The way Mom shakes her head has me second-guessing how I’ve been handling the three of them. I mean, hiding things at work is not the same as hiding what I’m doing from them. They’re friends. They own a business together. They have to talk.
“Let’s put together some dinner.” Mom turns to my fridge, pulling out the chicken I have thawed and the mountain of vegetables she must have brought over from the main house. I let her tackle the chicken, trimming off the fat and covering it in a spice paste before letting it rest in the fridge.
I wash everything. One thing about growing up on a ranch—one that uses a few acres to grow food—is to always, always , wash my food. Even if it says it’s prewashed. Bugs like to get in those nooks and crannies that a general wash doesn’t get out.
Once we both get to chopping, I have to ask the question swimming in my thoughts. “Do you think I’m being stupid?”
Mom pauses, finishes the tomatoes, and turns to look at me. “Listen, honey. I worry about you. It’s my right as a mother, but I hold no judgments. I only want you to be safe and happy. In that order. Be safe first, and then be happy.”
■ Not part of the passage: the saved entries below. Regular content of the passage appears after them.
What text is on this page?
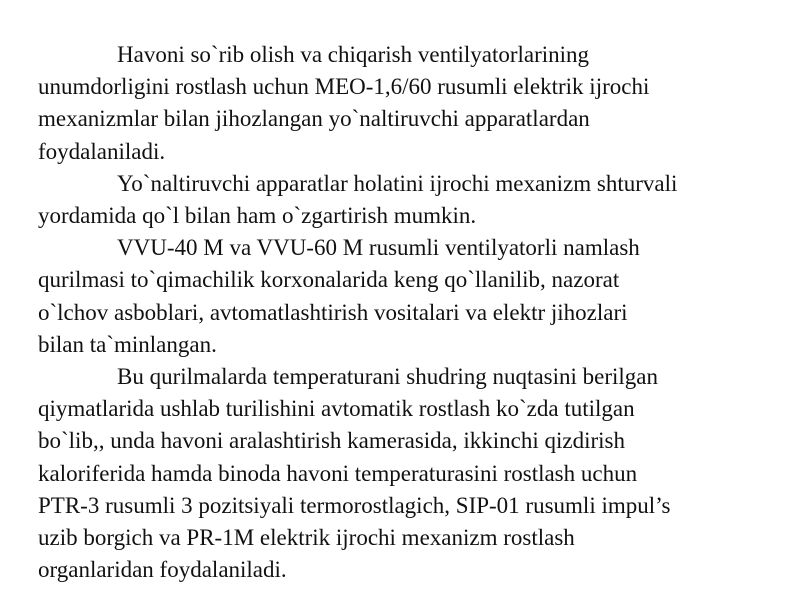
Havoni so`rib olish va chiqarish ventilyatorlarining
unumdorligini rostlash uchun MEO-1,6/60 rusumli elektrik ijrochi
mexanizmlar bilan jihozlangan yo`naltiruvchi apparatlardan
foydalaniladi.

Yo`naltiruvchi apparatlar holatini ijrochi mexanizm shturvali
yordamida qo`l bilan ham o`zgartirish mumkin.

VVU-40 M va VVU-60 M rusumli ventilyatorli namlash
qurilmasi to`qimachilik korxonalarida keng qo`llanilib, nazorat
o`lchov asboblari, avtomatlashtirish vositalari va elektr jihozlari
bilan ta`minlangan.

Bu qurilmalarda temperaturani shudring nuqtasini berilgan
qiymatlarida ushlab turilishini avtomatik rostlash ko`zda tutilgan
bo`lib,, unda havoni aralashtirish kamerasida, ikkinchi qizdirish
kaloriferida hamda binoda havoni temperaturasini rostlash uchun
PTR-3 rusumli 3 pozitsiyali termorostlagich, SIP-01 rusumli impul’s
uzib borgich va PR-1M elektrik ijrochi mexanizm rostlash
organlaridan foydalaniladi.
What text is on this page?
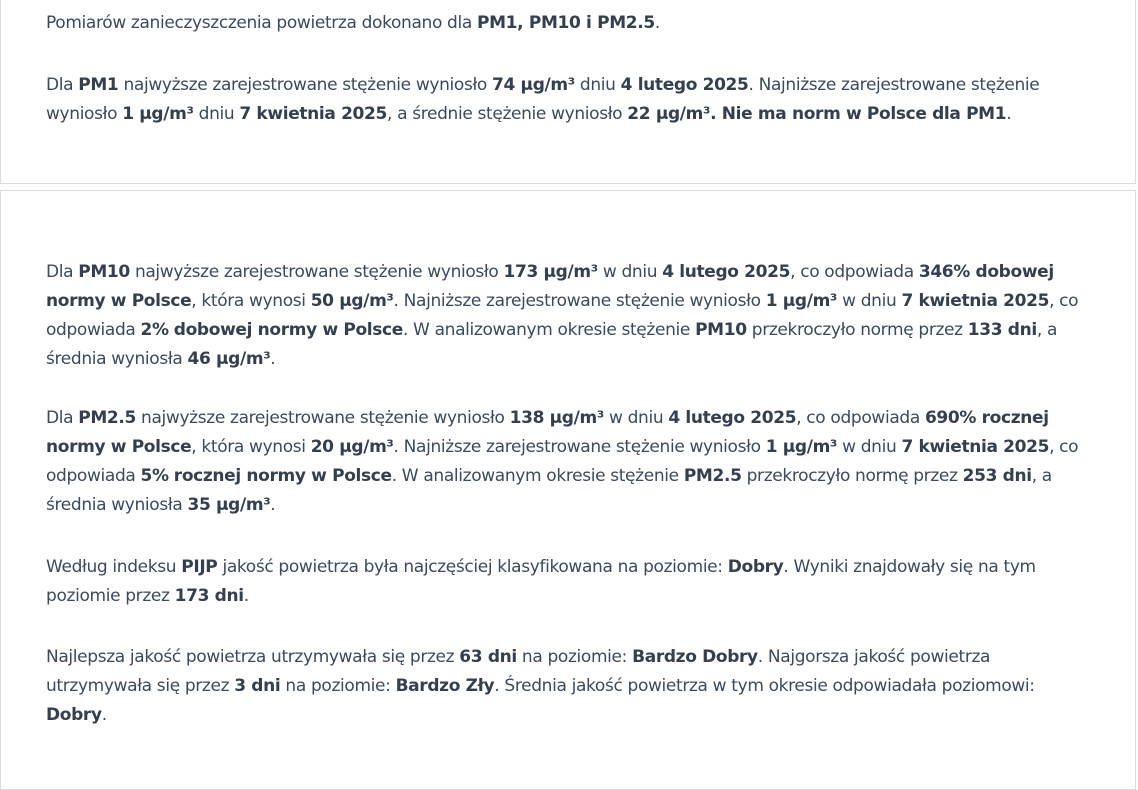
Pomiarów zanieczyszczenia powietrza dokonano dla PM1, PM10 i PM2.5.

Dla PM1 najwyższe zarejestrowane stężenie wyniosło 74 µg/m³ dniu 4 lutego 2025. Najniższe zarejestrowane stężenie wyniosło 1 µg/m³ dniu 7 kwietnia 2025, a średnie stężenie wyniosło 22 µg/m³. Nie ma norm w Polsce dla PM1.

Dla PM10 najwyższe zarejestrowane stężenie wyniosło 173 µg/m³ w dniu 4 lutego 2025, co odpowiada 346% dobowej normy w Polsce, która wynosi 50 µg/m³. Najniższe zarejestrowane stężenie wyniosło 1 µg/m³ w dniu 7 kwietnia 2025, co odpowiada 2% dobowej normy w Polsce. W analizowanym okresie stężenie PM10 przekroczyło normę przez 133 dni, a średnia wyniosła 46 µg/m³.

Dla PM2.5 najwyższe zarejestrowane stężenie wyniosło 138 µg/m³ w dniu 4 lutego 2025, co odpowiada 690% rocznej normy w Polsce, która wynosi 20 µg/m³. Najniższe zarejestrowane stężenie wyniosło 1 µg/m³ w dniu 7 kwietnia 2025, co odpowiada 5% rocznej normy w Polsce. W analizowanym okresie stężenie PM2.5 przekroczyło normę przez 253 dni, a średnia wyniosła 35 µg/m³.

Według indeksu PIJP jakość powietrza była najczęściej klasyfikowana na poziomie: Dobry. Wyniki znajdowały się na tym poziomie przez 173 dni.

Najlepsza jakość powietrza utrzymywała się przez 63 dni na poziomie: Bardzo Dobry. Najgorsza jakość powietrza utrzymywała się przez 3 dni na poziomie: Bardzo Zły. Średnia jakość powietrza w tym okresie odpowiadała poziomowi: Dobry.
I nod, relief letting me relax into the task. It opens up the room for me to ruminate over the look on Ashley’s face when he caught Jackson and me together. There were hints of surprise, but not outright shock. A heat flashed in his eyes, but was it from anger or lust?
I just don’t know.
After dinner is finished, I settle Gracie at the kitchen table with her plate and pick at mine. My thoughts are too wrapped up in mysex life.
What I need is a nice, long bath, and to go to bed early. Exhaustion teases my shoulders, and I’m ready to drop when a firm knock echoes off my front door.
Anxiety, the instinct to run again, flares in my chest, but my mother is on her feet, opening the door before I can tell her not to. Probably because she’s taught me to never hide from my problems.
I don’t need to look to know who’s standing on my stoop, but I see all three of them towering over my willowy mother.
Jackson. Sawyer. Ashley.
It’s time to face the consequences of my actions.